On Thursday the 27th of October 2011, we were deeply saddened to learn of the passing away of Jany Thibault. She was a renowned and deeply respected figure, recognized nationally and internationally in electron microscopy and in particular in the field of high-resolution imaging and plasticity.
Jany Thibault (- Desseaux then – Pénisson) was born in 1947. She spent her youth in Paris and then joined Grenoble, where she graduated as an ingénieur at the Institut National Polytechnique of Grenoble. She began her scientific career at the CEA-Grenoble in 1974, conducting her thesis in the Department of Solid State Physics under the direction of Alain Bourret. She was then associated with the early development of high-resolution electron microscopy and in 1975 published her first results at high accelerating voltages. She then turned to the observation at lower voltages of atomic columns in semiconductor materials and in particular germanium. It is for this material that she recorded the first images of the cores of dislocations at the atomic scale. She revealed the dissociation of dislocations in these materials and defended her PhD in 1977 by presenting these world firsts. She received the Prix Alain Brelot of the French Physical Society in 1979 for her thesis.
She was recruited by the CNRS in 1978 and continued to work at the CEA-Grenoble in the Department of Fundamental Research. She then published the first comparison of the experimentally observed atomic scale displacements around an edge dislocation with elasticity theory calculations. In 1980, she showed for the first time that the method of separation of 60° dislocations in germanium and silicon was by glide. As a natural continuation, she then focused on the atomic structure of grain boundaries in these semiconductors, and later in metals, and showed that these structures are often perfectly ordered. She was able to describe the different models consistent with the experimental high-resolution images. In 1983, she won the bronze medal of the CNRS.
In 1987, with two of her PhD students, Mohamed El Kajbaji and Jean-Luc Putaux, she began the study of interaction of dislocations with grain boundaries, a subject that would interest her for the rest of her life. She assumed the direction of electron microscopy at the CEA-DRFMC and was appointed Director of Research at the CNRS.
Fascinated by the microscope that can “see” atoms, always curious to understand how atoms arrange themselves next to one another, how they come together and organize themselves in defects, she then widens her scope to other materials, such as metals and problems of relaxation in metallic multilayers systems (thesis of P. Bayle-Guillemaud) and oxides. She also participated to the understanding of early growth patterns of single-wall carbon nanotubes (CNT) by analyzing the interface between the catalyst and the CNT. In 1996, she introduced to her laboratory the emerging technique of energy filtering to perform chemical analysis at the sub-nanometre scale. She worked on many projects in nanomaterials, where her knowledge of the structure of defects and interfaces was much appreciated.
In 2004, she decided to join the University Paul Cézanne in Marseille to mount a major project for aberration-corrected high-resolution microscopy as part of the CIM-PACA and create the local network of quantitative microscopy MET-PACA.

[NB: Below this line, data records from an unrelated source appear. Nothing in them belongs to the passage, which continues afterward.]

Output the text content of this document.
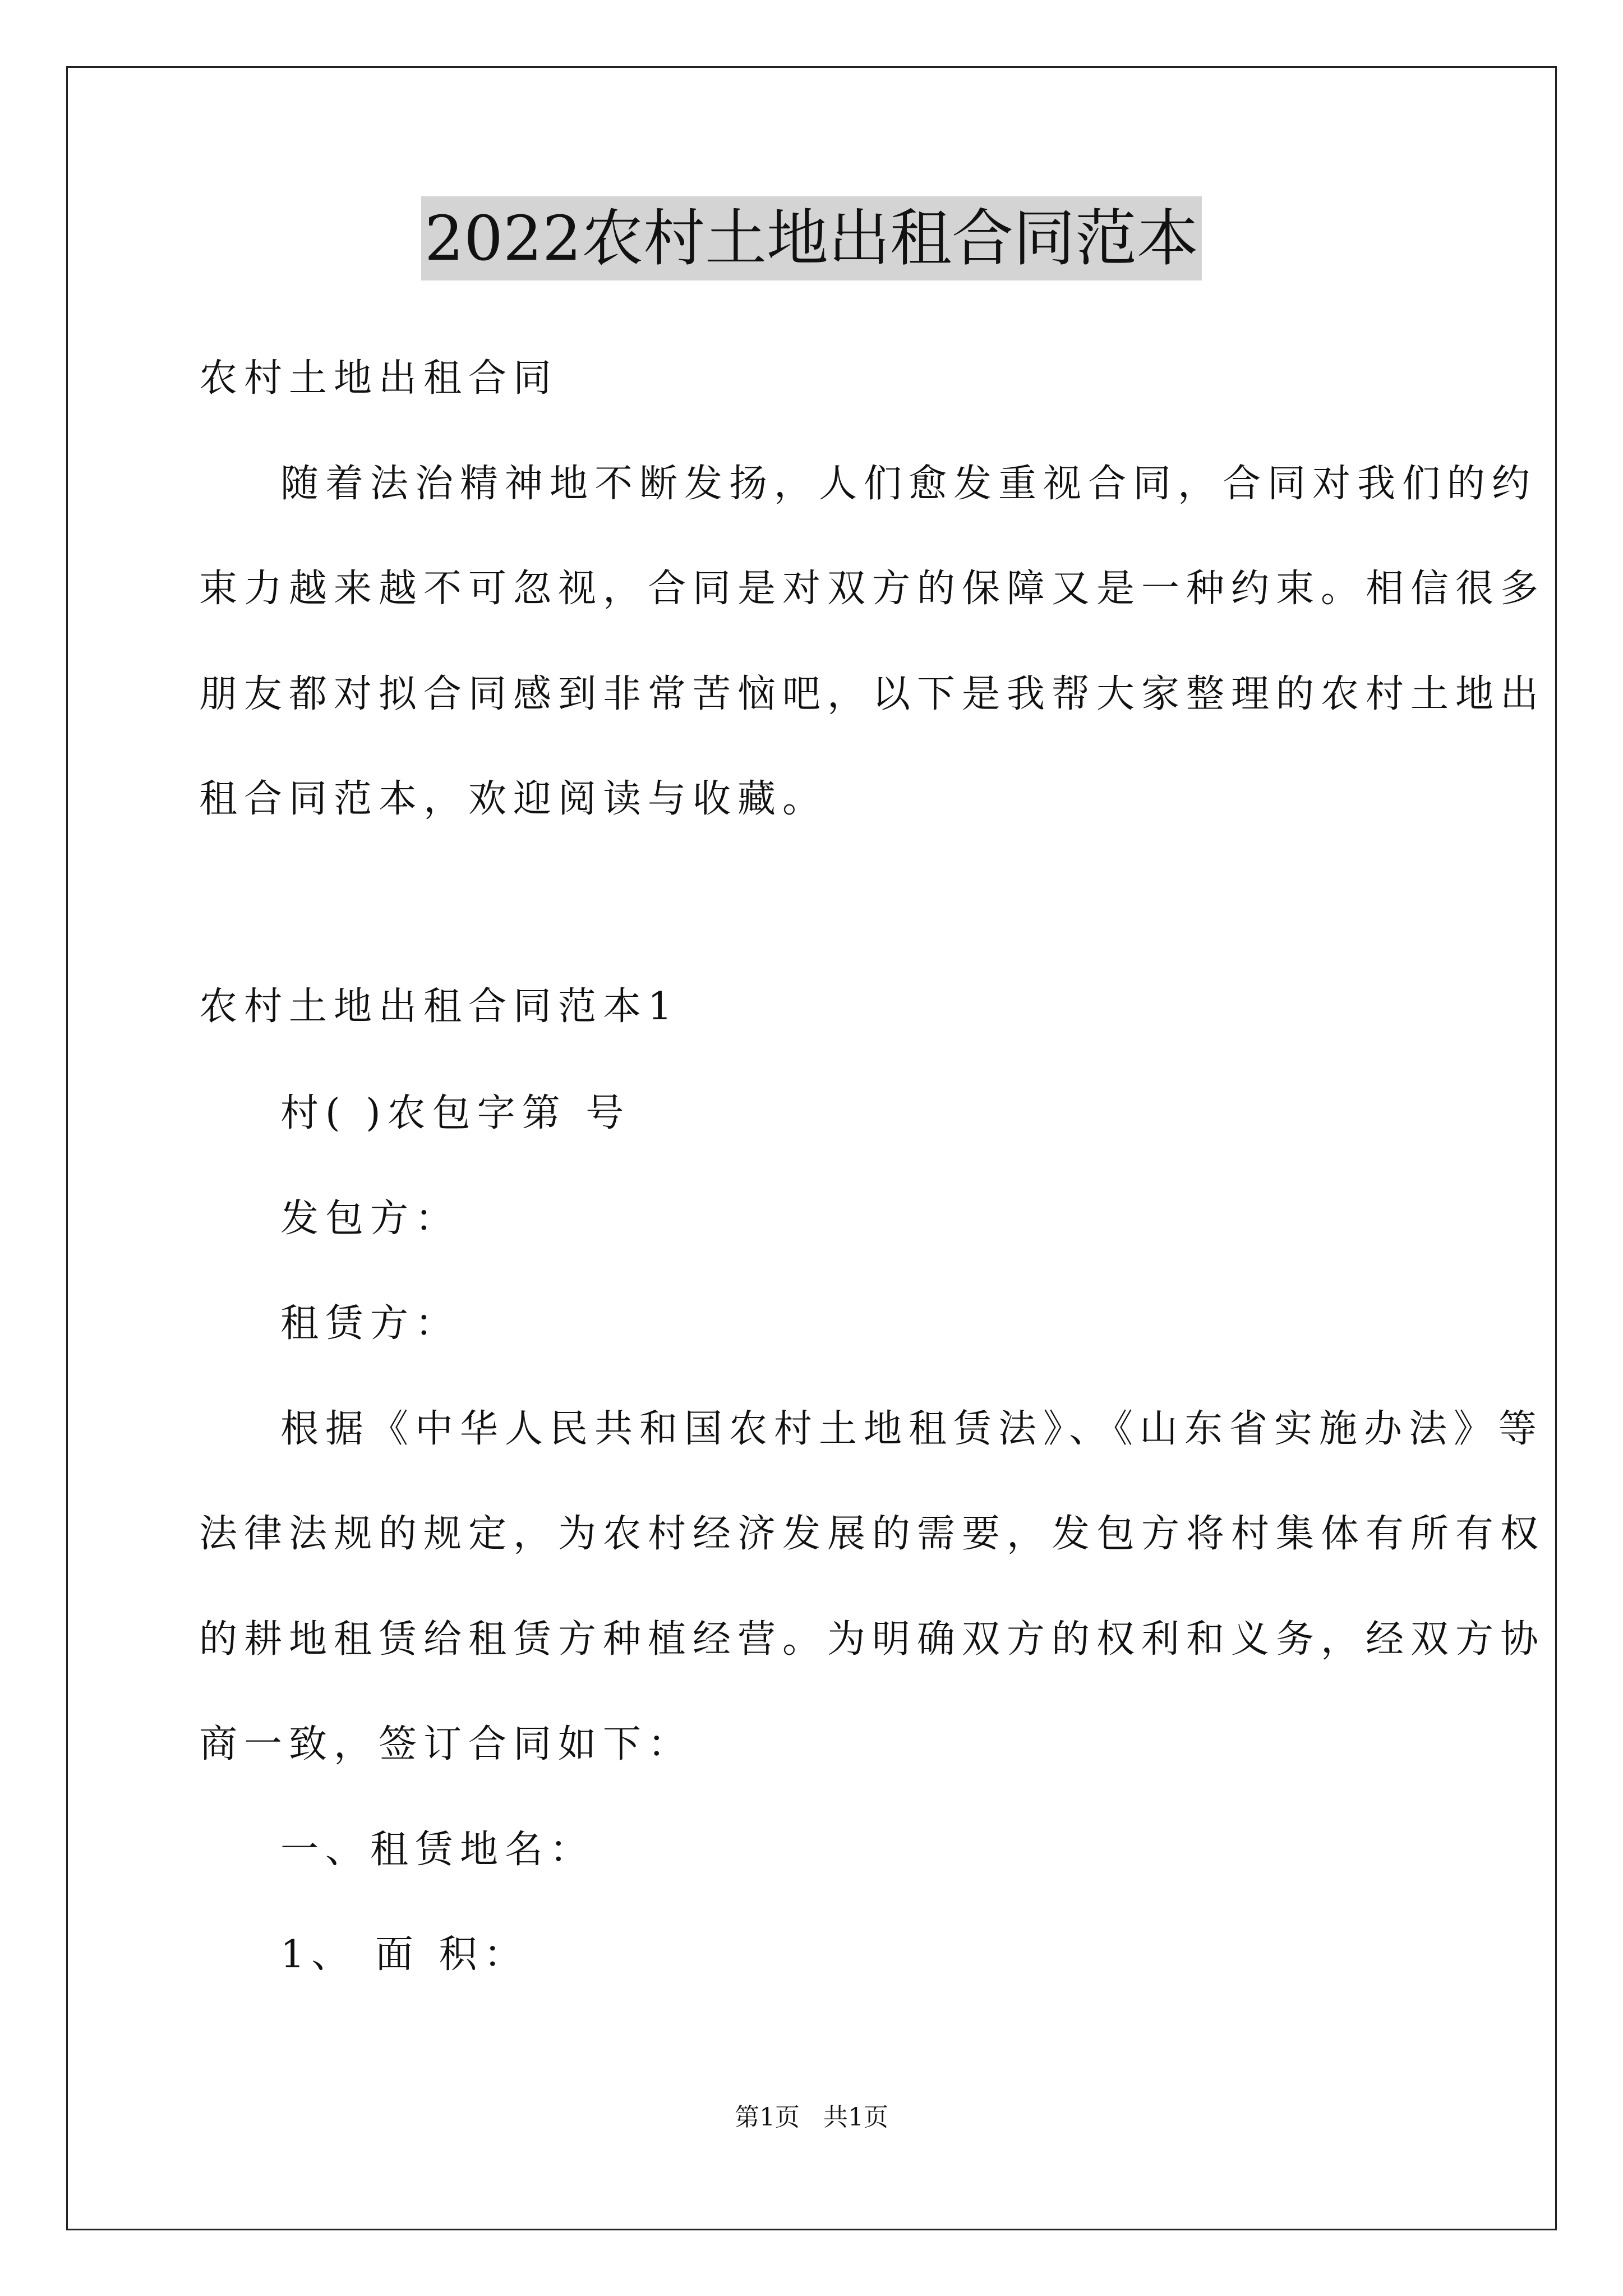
2022农村土地出租合同范本
农村土地出租合同
随着法治精神地不断发扬，人们愈发重视合同，合同对我们的约
束力越来越不可忽视，合同是对双方的保障又是一种约束。相信很多
朋友都对拟合同感到非常苦恼吧，以下是我帮大家整理的农村土地出
租合同范本，欢迎阅读与收藏。
农村土地出租合同范本1
村( )农包字第 号
发包方：
租赁方：
根据《中华人民共和国农村土地租赁法》、《山东省实施办法》等
法律法规的规定，为农村经济发展的需要，发包方将村集体有所有权
的耕地租赁给租赁方种植经营。为明确双方的权利和义务，经双方协
商一致，签订合同如下：
一、租赁地名：
1、 面 积：
第1页   共1页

Throughout her career, Jany Thibault was an ambassador of high-resolution microscopy in both the national community and abroad. She was a regular invited speaker in major conferences of electron microscopy and participated during all these years to the training of young microscopists in many national and international schools in microscopy and materials. She also became involved in the drafting of monographs on grain boundaries in semiconductors, and later in other materials.
Jany Thibault was a brilliant physicist and microscopist and is already deeply missed by our whole community. She was also a woman of character that anyone who had the privilege of meeting cannot forget. Her knowledge, both scientific and cultural, impressed and was always combined with a real humanity and joie de vivre. She was also an artist, finding in painting and drawing a very personal way to express the world.
We express our sincerest sympathy to her husband Jean-Michel Pénisson, co-worker and companion for life. Let him know that the reactions to the announcement of her departure have all reflected a deep sadness. Illness removed her too soon; we keep a fond memory of an exceptional woman.